I developed expertise in the molecular pathogenesis of H. pylori as a research fellow in the Divisions of Gastroenterology and Infectious Diseases at Vanderbilt in the laboratory of Dr. Martin Blaser. As an independent investigator, our laboratory initially defined mechanisms through which H. pylori cag+ strains augment cancer risk- specifically, demonstrating that such strains dissociate epithelial proliferation from apoptosis in vivo. In mechanistic studies, our laboratory subsequently determined that adherence of H. pylori cag+ strains to gastric epithelial cells is critical for induction of inflammation and injury. Therefore, the overarching theme for our research has been delineation of the signaling events initiated by bacterial:epithelial cell contact that regulate epithelial cellular phenotypes related to carcinogenesis, particularly malignancies that arise within foci of inflammation. In examining variability of host responses to carcinogenic strains, our laboratory demonstrated that the strain-specific H. pylori protein, CagA, enters epithelial cells and activates ß-catenin dependent signaling. Our laboratory also developed rodent models (Mongolian gerbils and mice) as well as ex vivo gastric gland and organoid culture systems that closely recapitulate cellular organization in the stomach to examine the effects of junctional proteins and ß-catenin on carcinogenic responses to pathogenic H. pylori strains. Recently, we have determined that environmental conditions linked to gastric cancer risk, such as iron deficiency, augment the expression and deployment of microbial virulence constituents and accelerate gastric carcinogenesis. Thus, we have sought to translate results seamlessly from cell culture to rodent models to human populations.

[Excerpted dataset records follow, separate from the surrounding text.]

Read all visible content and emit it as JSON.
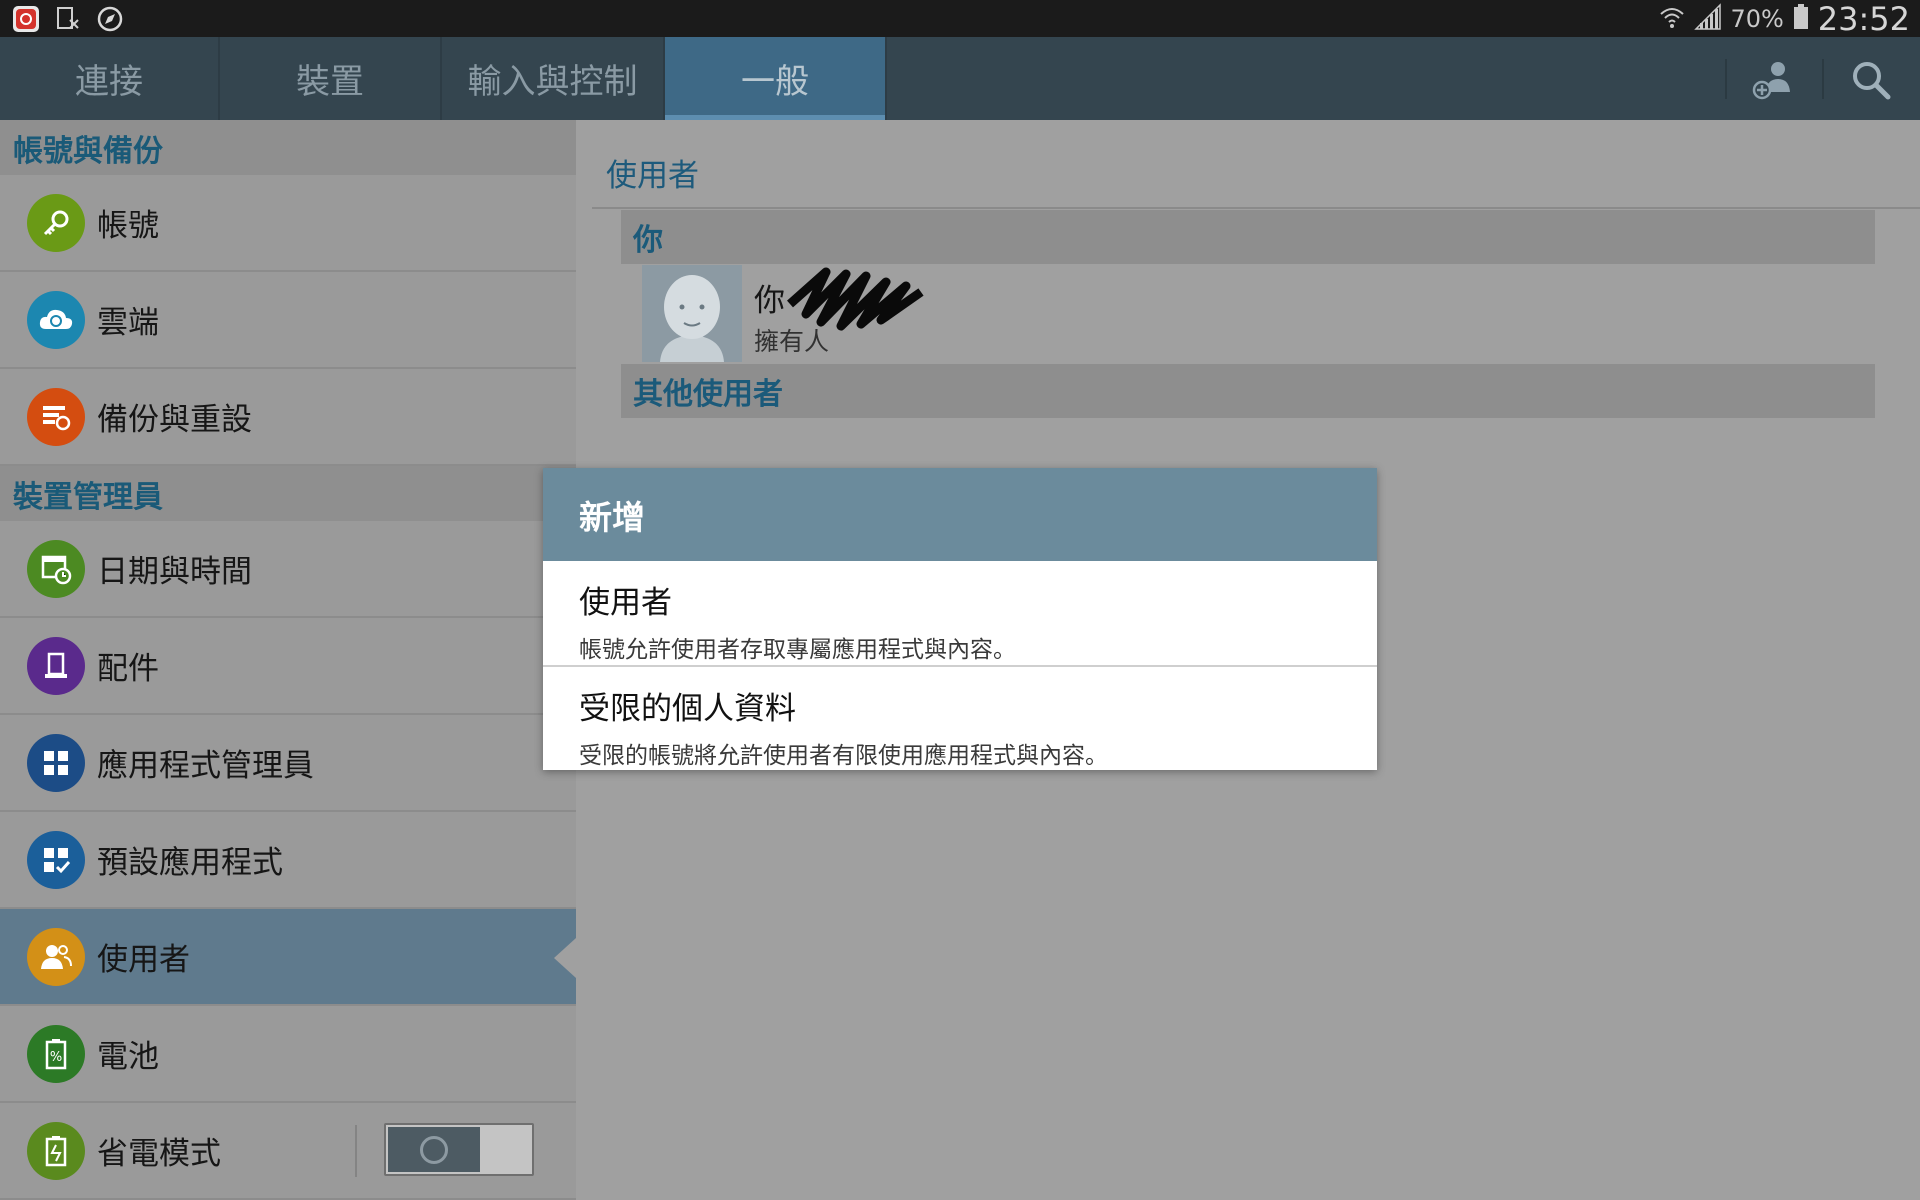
{
  "status_bar": {
    "battery_percent": "70%",
    "time": "23:52",
    "icons": [
      "notification-app-icon",
      "document-icon",
      "compass-icon",
      "wifi-icon",
      "signal-icon",
      "battery-icon"
    ]
  },
  "tabs": [
    {
      "label": "連接",
      "active": false
    },
    {
      "label": "裝置",
      "active": false
    },
    {
      "label": "輸入與控制",
      "active": false
    },
    {
      "label": "一般",
      "active": true
    }
  ],
  "toolbar_actions": [
    "add-user-icon",
    "search-icon"
  ],
  "sidebar": {
    "sections": [
      {
        "header": "帳號與備份",
        "items": [
          {
            "label": "帳號",
            "icon": "key-icon",
            "color": "#6a9a16"
          },
          {
            "label": "雲端",
            "icon": "cloud-sync-icon",
            "color": "#1c87b0"
          },
          {
            "label": "備份與重設",
            "icon": "backup-icon",
            "color": "#d44d10"
          }
        ]
      },
      {
        "header": "裝置管理員",
        "items": [
          {
            "label": "日期與時間",
            "icon": "calendar-clock-icon",
            "color": "#4c8a22"
          },
          {
            "label": "配件",
            "icon": "accessory-icon",
            "color": "#5a2a8c"
          },
          {
            "label": "應用程式管理員",
            "icon": "apps-grid-icon",
            "color": "#1c4c86"
          },
          {
            "label": "預設應用程式",
            "icon": "default-apps-icon",
            "color": "#1b5f9a"
          },
          {
            "label": "使用者",
            "icon": "users-icon",
            "color": "#d39017",
            "selected": true
          },
          {
            "label": "電池",
            "icon": "battery-percent-icon",
            "color": "#2c7a26"
          },
          {
            "label": "省電模式",
            "icon": "power-saving-icon",
            "color": "#5a8a1e",
            "toggle": "off"
          }
        ]
      }
    ]
  },
  "main": {
    "title": "使用者",
    "you_header": "你",
    "current_user": {
      "name": "你",
      "role": "擁有人"
    },
    "others_header": "其他使用者"
  },
  "dialog": {
    "title": "新增",
    "options": [
      {
        "title": "使用者",
        "description": "帳號允許使用者存取專屬應用程式與內容。"
      },
      {
        "title": "受限的個人資料",
        "description": "受限的帳號將允許使用者有限使用應用程式與內容。"
      }
    ]
  }
}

I also have extensive administrative experience. I have served as the Mina Cobb Wallace Professor of Medicine and Cancer Biology and Director of the Division of Gastroenterology, Hepatology and Nutrition at Vanderbilt for the past nine years, during which time the faculty has doubled in size. Our Division is research-driven and work focuses on gastrointestinal malignancies, inflammation and immune dysfunction, microbial pathogenesis, oxidative cellular damage, GI motility disorders, biliary endoscopy, steatohepatitis and hepatocellular carcinoma, gastroesophageal reflux-mediated esophageal diseases, and nutrition. The Division receives approximately $8 million/year in NIH direct funds and has a total research portfolio of over $10 million/year. I direct the Vanderbilt Gastroenterology Training Program (NIH T32) that consolidates Adult and Pediatric GI fellowship and postdoctoral research training at Vanderbilt, and have a vigorous role in mentoring students, residents, fellows and junior faculty. I am also Director of the NIH-funded Vanderbilt Digestive Diseases Research Center, which formally integrates complementary clinical and research programs within Gastroenterology at Vanderbilt.